Last edited: Jun 18, 2011
3. ### Peytonator Thread Starter Active Member

Jun 30, 2008
105
3
Ok so they're biased in saturation. But how would you know that unless it it said "Vswitch"?

So if it's a switch, when Vswitch is high, Q2 turns on, so the base of Q1 is shorted to ground. So Q1 turns off, and Vout ≠ Vin. Right?

4. ### beenthere Retired Moderator

Apr 20, 2004
15,815
283
More questions - why would Q1 run in saturation is its otput is supposed to be very close to the op amp output? How much current can the op amp push through 3K? Other than switching the base of Q1 to ground or having no effect on the base current, what could Q2 do?

What do you suppose an analog switch function is?

5. ### Peytonator Thread Starter Active Member

Jun 30, 2008
105
3
This question is exactly what is confusing me. Then probably it's NOT running in saturation. Why must the op amp output be close to the output of Q1?

Probably low mA or uA range...

See below.

You want the ac input voltage to appear on the output, when the device is "switched" on, right?

Ok here's attempt two:

Say β = 100. Assume ative region. Then get the thevinin equivalent of Vswitch, 2k and 20k. Thus I get (for Q2)

Ib = 5.67mA

So

Ic = 0.567A.

Ok now I'm stuck. What do I do with this? Do I assume the Vo = Vin and go from there?
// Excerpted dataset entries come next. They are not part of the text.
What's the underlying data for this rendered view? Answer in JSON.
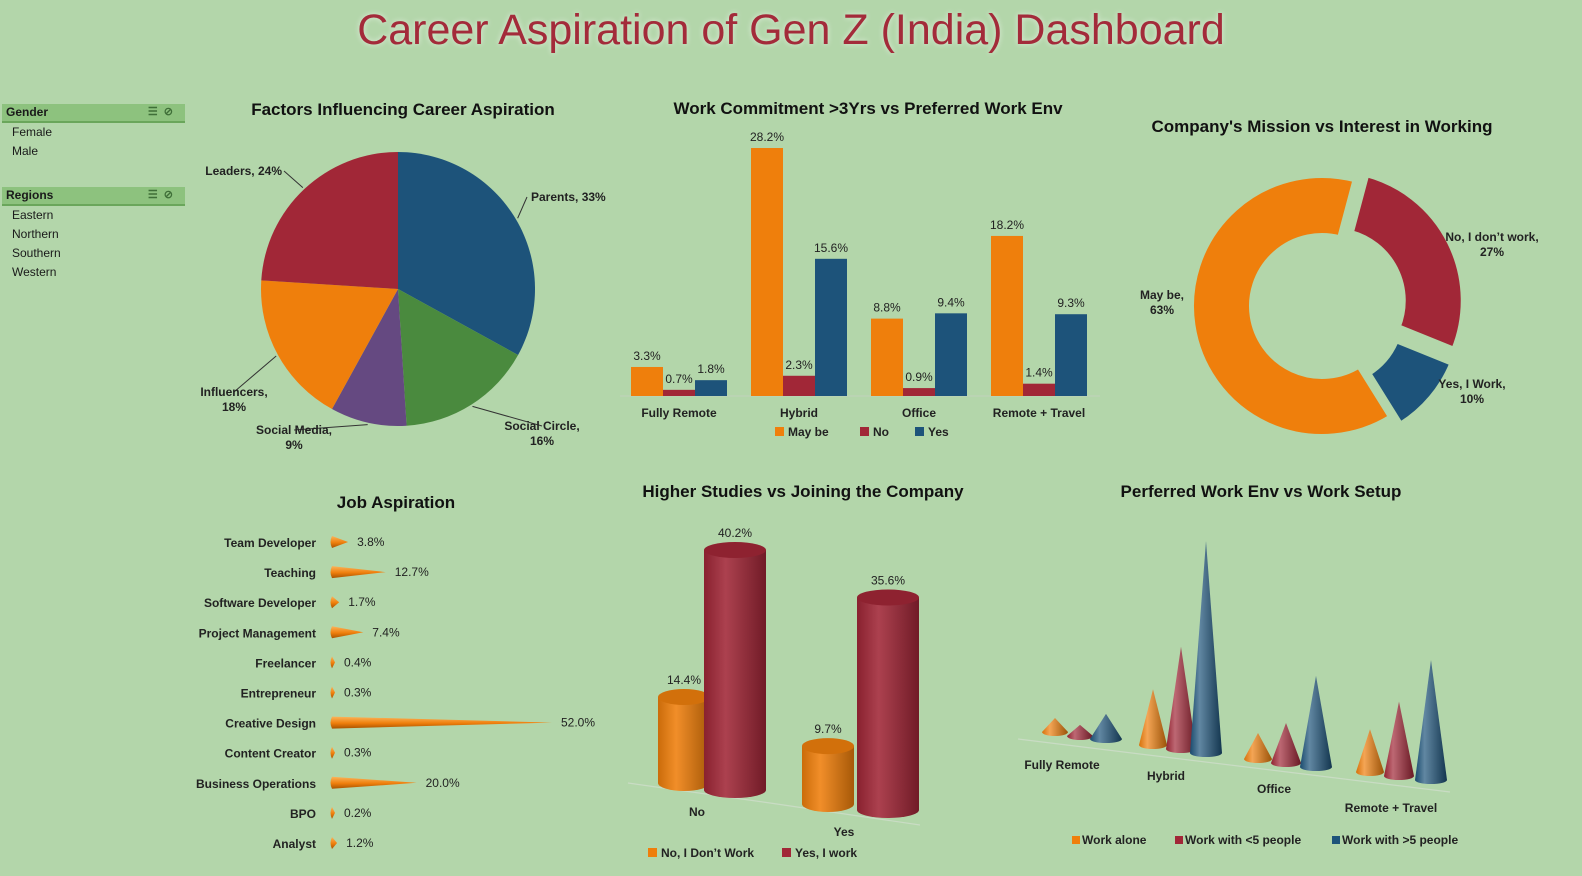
{
  "title": "Career Aspiration of Gen Z (India) Dashboard",
  "slicers": [
    {
      "header": "Gender",
      "items": [
        "Female",
        "Male"
      ]
    },
    {
      "header": "Regions",
      "items": [
        "Eastern",
        "Northern",
        "Southern",
        "Western"
      ]
    }
  ],
  "colors": {
    "orange": "#ef7f0c",
    "red": "#a12737",
    "blue": "#1d537a",
    "green": "#4a8a3e",
    "purple": "#654981"
  },
  "chart_data": [
    {
      "type": "pie",
      "title": "Factors Influencing Career Aspiration",
      "slices": [
        {
          "label": "Parents, 33%",
          "name": "Parents",
          "value": 33,
          "color": "#1d537a"
        },
        {
          "label": "Social Circle, 16%",
          "name": "Social Circle",
          "value": 16,
          "color": "#4a8a3e"
        },
        {
          "label": "Social Media, 9%",
          "name": "Social Media",
          "value": 9,
          "color": "#654981"
        },
        {
          "label": "Influencers, 18%",
          "name": "Influencers",
          "value": 18,
          "color": "#ef7f0c"
        },
        {
          "label": "Leaders, 24%",
          "name": "Leaders",
          "value": 24,
          "color": "#a12737"
        }
      ]
    },
    {
      "type": "bar",
      "title": "Work Commitment >3Yrs vs Preferred Work Env",
      "categories": [
        "Fully Remote",
        "Hybrid",
        "Office",
        "Remote + Travel"
      ],
      "series": [
        {
          "name": "May be",
          "values": [
            3.3,
            28.2,
            8.8,
            18.2
          ],
          "color": "#ef7f0c"
        },
        {
          "name": "No",
          "values": [
            0.7,
            2.3,
            0.9,
            1.4
          ],
          "color": "#a12737"
        },
        {
          "name": "Yes",
          "values": [
            1.8,
            15.6,
            9.4,
            9.3
          ],
          "color": "#1d537a"
        }
      ],
      "value_format": "%",
      "legend": "bottom"
    },
    {
      "type": "pie",
      "subtype": "donut",
      "title": "Company's Mission vs Interest in Working",
      "slices": [
        {
          "label": "No, I don't work, 27%",
          "name": "No, I don't work",
          "value": 27,
          "color": "#a12737"
        },
        {
          "label": "Yes, I Work, 10%",
          "name": "Yes, I Work",
          "value": 10,
          "color": "#1d537a"
        },
        {
          "label": "May be, 63%",
          "name": "May be",
          "value": 63,
          "color": "#ef7f0c"
        }
      ]
    },
    {
      "type": "bar",
      "subtype": "horizontal-cone",
      "title": "Job Aspiration",
      "categories": [
        "Team Developer",
        "Teaching",
        "Software Developer",
        "Project Management",
        "Freelancer",
        "Entrepreneur",
        "Creative Design",
        "Content Creator",
        "Business Operations",
        "BPO",
        "Analyst"
      ],
      "values": [
        3.8,
        12.7,
        1.7,
        7.4,
        0.4,
        0.3,
        52.0,
        0.3,
        20.0,
        0.2,
        1.2
      ],
      "labels": [
        "3.8%",
        "12.7%",
        "1.7%",
        "7.4%",
        "0.4%",
        "0.3%",
        "52.0%",
        "0.3%",
        "20.0%",
        "0.2%",
        "1.2%"
      ],
      "color": "#ef7f0c"
    },
    {
      "type": "bar",
      "subtype": "3d-cylinder",
      "title": "Higher Studies vs Joining the Company",
      "categories": [
        "No",
        "Yes"
      ],
      "series": [
        {
          "name": "No, I Don't Work",
          "values": [
            14.4,
            9.7
          ],
          "labels": [
            "14.4%",
            "9.7%"
          ],
          "color": "#ef7f0c"
        },
        {
          "name": "Yes, I work",
          "values": [
            40.2,
            35.6
          ],
          "labels": [
            "40.2%",
            "35.6%"
          ],
          "color": "#a12737"
        }
      ],
      "legend": "bottom"
    },
    {
      "type": "bar",
      "subtype": "3d-cone",
      "title": "Perferred Work Env vs Work Setup",
      "categories": [
        "Fully Remote",
        "Hybrid",
        "Office",
        "Remote + Travel"
      ],
      "series": [
        {
          "name": "Work alone",
          "values": [
            1.5,
            6.0,
            2.8,
            4.6
          ],
          "color": "#ef7f0c"
        },
        {
          "name": "Work with <5 people",
          "values": [
            1.2,
            11.0,
            4.3,
            8.0
          ],
          "color": "#a12737"
        },
        {
          "name": "Work with >5 people",
          "values": [
            2.7,
            22.8,
            9.8,
            12.9
          ],
          "color": "#1d537a"
        }
      ],
      "legend": "bottom"
    }
  ]
}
Isn't that defeating the purpose of the question

6. ### beenthere Retired Moderator

Apr 20, 2004
15,815
283
Look at the circuit practically. If the output on Q1's emitter resistor does not resemble the output of the op amp, what is the purpose of the part of the question that states that to be the case?

We know that Q2 is the switch, thanks to the label. Apply both stated voltages to the Vswitch point and determine how Q2 affects Q1. Are the statements true or false?

7. ### Peytonator Thread Starter Active Member

Jun 30, 2008
105
3
So then if Q2 is a switch, when Vswitch is 0, Q2 is off, and Q1 functions as a normal BJT amplifier. Then the output will indeed follow the input. But if Vswitch = 12V, Q2 is on, and the opposite is true. So the statement is actually false? This is one confusing question

8. ### Ron H AAC Fanatic!

Apr 14, 2005
7,050
657
You got it. The circuit operates just the opposite of what was stated.